Montreal coach Guy Carbonneau rested his players yesterday, with only those Canadiens who didn’t play in Saturday night’s game taking part in an afternoon practice at the Bell Centre.

The Canadiens are 26-0 in playoff series they have led, 3-1. The Bruins won, 5-4, at home on Saturday night to force Game Seven.

“You know, it really is a one-game situation,” Julien said. “I always go back to the Super Bowl, where the Patriots were by far a favored team (over the Giants), but unfortunately it’s a one-game situation. ... It’s a tossup — flip a coin and you got to hope the hockey gods are on your side, you get the breaks and that’s what it boils down to in Game Seven.”

Julien was behind the bench when the lower-seeded Canadiens rallied from a 3-1 deficit and beat Boston in 2004, winning Game Seven on the road. That was the 20th and most recent time in NHL history a team came back to win after being down, 3-1. On Friday, the New Jersey Devils became the 204th team unable to do it when they were eliminated by the New York Rangers.

“Well, we’ve just got to make sure that it won’t happen again,” Canadiens captain Saku Koivu said.

History doesn’t seem to faze these Bruins, who have beat the odds to get to this point. They went 0-7-1 against their No. 1 rivals during the regular season and lost the first two games of the playoff series to extend their losing streak against Montreal to 13 games, dating back to the 2006-07 season.

Now it comes down to one game at the rowdy Bell Centre, where the Bruins faced elimination in Game Five and won.

“I think we’ll be excited,” Canadiens center Bryan Smolinski said. “We’re anxious to play, especially the way the last few games have gone. You’re anxious to start, but actually you’ve got to have some controlled emotion and basically worry about yourself.”

Even so, it could be the Canadiens who are feeling the pressure.

“We have to play with more urgency in our zone, in the neutral zone and in their zone,” Carbonneau said. “They lost 13 games in a row so they had to change something so they decided to forecheck hard and it worked, but we also had control of the puck a lot last night and we just gave it away. We have to make better plays. If we play better in the neutral zone then they won’t have two guys forechecking.”

Boston defenseman Aaron Ward, a three-time Stanley Cup champion with Detroit and Carolina, believes the Bruins’ situation is different because nothing was expected of them.
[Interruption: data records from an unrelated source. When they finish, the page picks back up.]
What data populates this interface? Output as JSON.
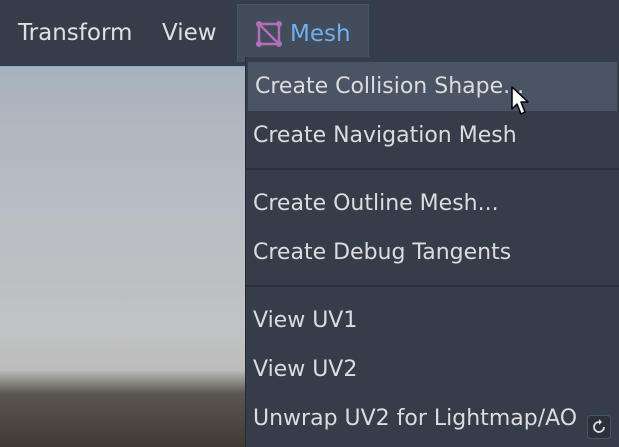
{
  "menubar": {
    "items": [
      {
        "label": "Transform"
      },
      {
        "label": "View"
      },
      {
        "label": "Mesh",
        "active": true,
        "icon": "mesh-icon"
      }
    ]
  },
  "mesh_menu": {
    "items": [
      {
        "label": "Create Collision Shape..."
      },
      {
        "label": "Create Navigation Mesh"
      },
      {
        "label": "Create Outline Mesh..."
      },
      {
        "label": "Create Debug Tangents"
      },
      {
        "label": "View UV1"
      },
      {
        "label": "View UV2"
      },
      {
        "label": "Unwrap UV2 for Lightmap/AO"
      }
    ]
  },
  "colors": {
    "panel_bg": "#363d4a",
    "accent": "#6fb0ee",
    "hover_bg": "#4b5464",
    "text": "#dcdcdc"
  }
}
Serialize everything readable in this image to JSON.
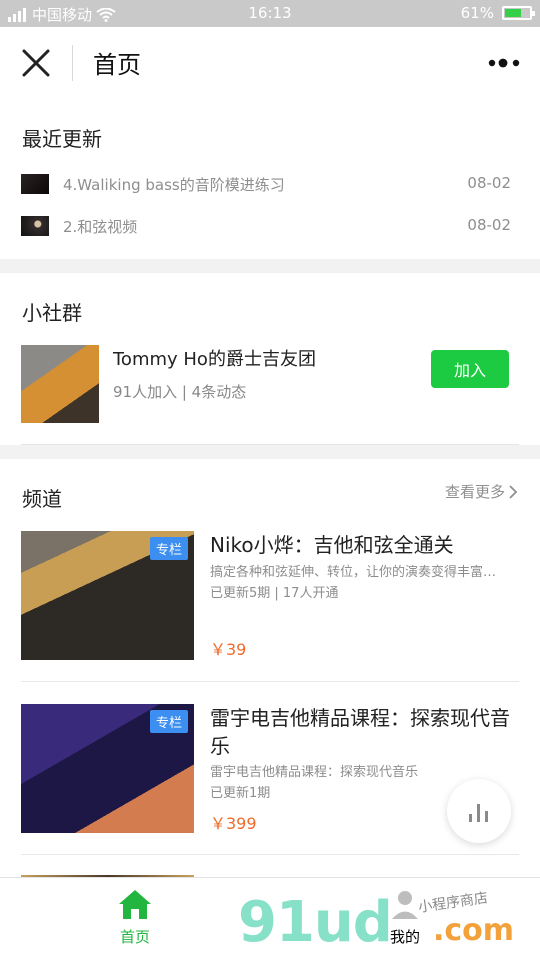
{
  "status": {
    "carrier": "中国移动",
    "time": "16:13",
    "battery": "61%",
    "battery_level": 0.61
  },
  "nav": {
    "title": "首页"
  },
  "recent": {
    "title": "最近更新",
    "items": [
      {
        "label": "4.Waliking bass的音阶模进练习",
        "date": "08-02"
      },
      {
        "label": "2.和弦视频",
        "date": "08-02"
      }
    ]
  },
  "community": {
    "title": "小社群",
    "group": {
      "name": "Tommy Ho的爵士吉友团",
      "meta": "91人加入 | 4条动态",
      "button": "加入"
    }
  },
  "channels": {
    "title": "频道",
    "more": "查看更多",
    "items": [
      {
        "tag": "专栏",
        "title": "Niko小烨：吉他和弦全通关",
        "desc": "搞定各种和弦延伸、转位，让你的演奏变得丰富…",
        "update": "已更新5期 | 17人开通",
        "price": "￥39"
      },
      {
        "tag": "专栏",
        "title": "雷宇电吉他精品课程：探索现代音乐",
        "desc": "雷宇电吉他精品课程：探索现代音乐",
        "update": "已更新1期",
        "price": "￥399"
      }
    ]
  },
  "tabbar": {
    "home": "首页",
    "mine": "我的"
  },
  "watermark": {
    "main": "91ud",
    "suffix": ".com",
    "small": "小程序商店"
  },
  "colors": {
    "primary": "#1ccb41",
    "price": "#f06b2a",
    "tag": "#3c8ff1"
  }
}
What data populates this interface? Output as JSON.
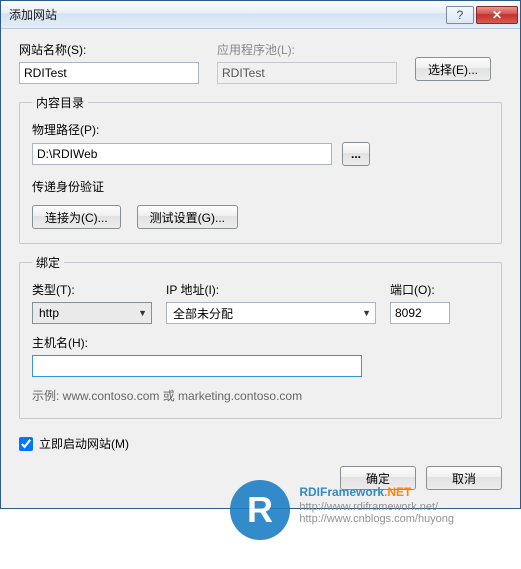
{
  "window": {
    "title": "添加网站"
  },
  "site": {
    "name_label": "网站名称(S):",
    "name_value": "RDITest",
    "pool_label": "应用程序池(L):",
    "pool_value": "RDITest",
    "select_btn": "选择(E)..."
  },
  "content": {
    "legend": "内容目录",
    "phys_label": "物理路径(P):",
    "phys_value": "D:\\RDIWeb",
    "browse_btn": "...",
    "auth_label": "传递身份验证",
    "connect_as_btn": "连接为(C)...",
    "test_btn": "测试设置(G)..."
  },
  "binding": {
    "legend": "绑定",
    "type_label": "类型(T):",
    "type_value": "http",
    "ip_label": "IP 地址(I):",
    "ip_value": "全部未分配",
    "port_label": "端口(O):",
    "port_value": "8092",
    "host_label": "主机名(H):",
    "host_value": "",
    "hint": "示例: www.contoso.com 或 marketing.contoso.com"
  },
  "start_now_label": "立即启动网站(M)",
  "start_now_checked": true,
  "footer": {
    "ok": "确定",
    "cancel": "取消"
  },
  "watermark": {
    "brand": "RDIFramework",
    "suffix": ".NET",
    "url1": "http://www.rdiframework.net/",
    "url2": "http://www.cnblogs.com/huyong"
  }
}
“We were a team that started the season (picked) 30th out of 30, we were lucky to get ourselves into the playoffs,” he said. “I think there were some people who thought that, having gone through that, we might just check out.”

Julien, in his first year as the Bruins’ coach, says his players didn’t need to be pushed into winning Games Five and Six.

“I tell you what, these guys deserve a lot of credit and they are going to get it from me,” Julien said. “I think they’ve been absolutely great. They haven’t needed the rah-rah from their coach.”

The players might also give the coach some credit.

He reinserted Phil Kessel into the lineup after he sat for three games and Kessel responded with three goals in the two wins.